I saw the utility pole it had hit tremble—testing
itself against electric wires that couldn’t catch it—
and fall. But the car was surely on its roof and
beyond it the reservoir was lovely as that word’s
sound, and full of springtime rain. And past that,
long suburban lawns, eighty different shades of
green, green that owned itself so proudly you’d
need a Geiger counter to say how green: crazy, a
neon green, Kelly green, green like tomato vines
about to blossom and bear fruit.

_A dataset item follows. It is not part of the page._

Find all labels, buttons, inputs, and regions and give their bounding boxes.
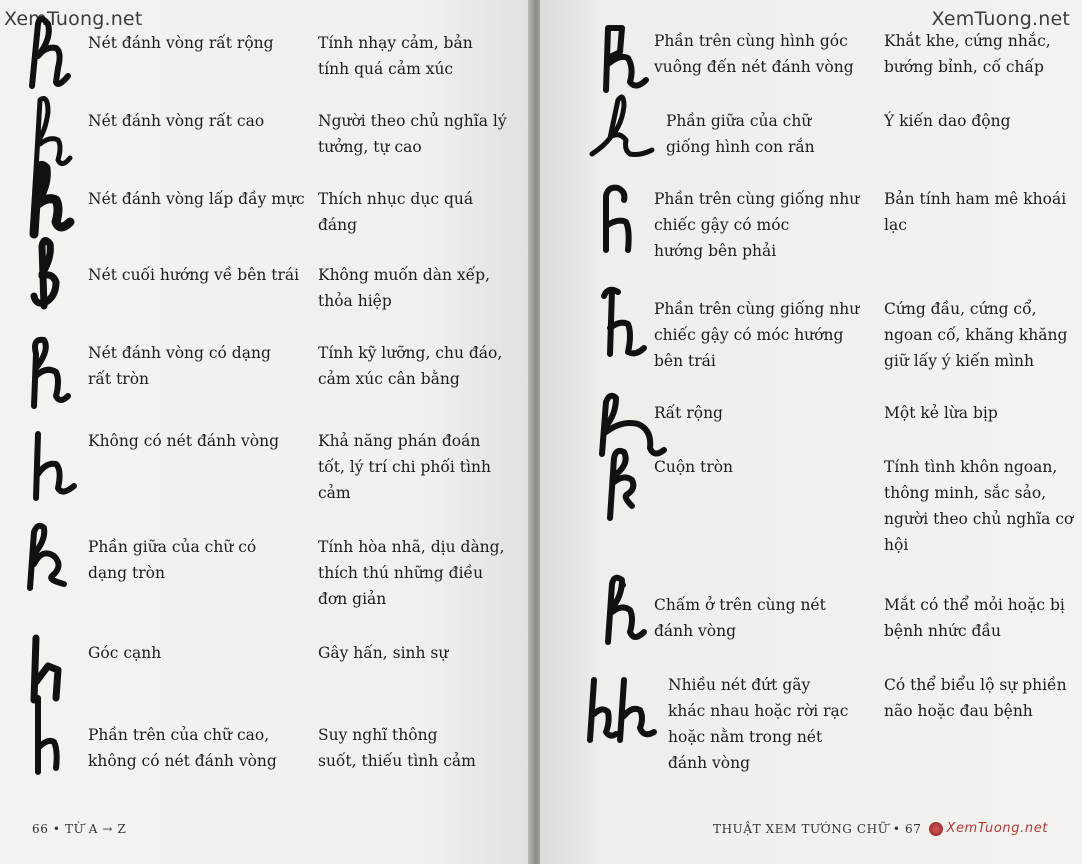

So I called 911.
My husband got us parked and ran across the
street to the kid in the upside-down red car, who
we both thought must be dead. And who seemed
profoundly still but moved his hands to put them
both over his face. It was raining again by then,
tiny drops you couldn’t see, and there were wires
down on the wet pavement. The cop who helped
the kid stand up and walk to the ambulance that
arrived told us he heard those wires singing. We’d
known they must be live. I’m old, my husband too.
The measure of our lives stretches out like a silly
accordion. We understand any number of dangers,
often read the papers to find out about them. We
step carefully in these day-long dusks, this sugary,
constant May rain. But I think our country is still
a garden. Look, irises snap their purple fingers on
creek banks; somehow, kids flip their cars and live.
And somehow the wires are still singing with news.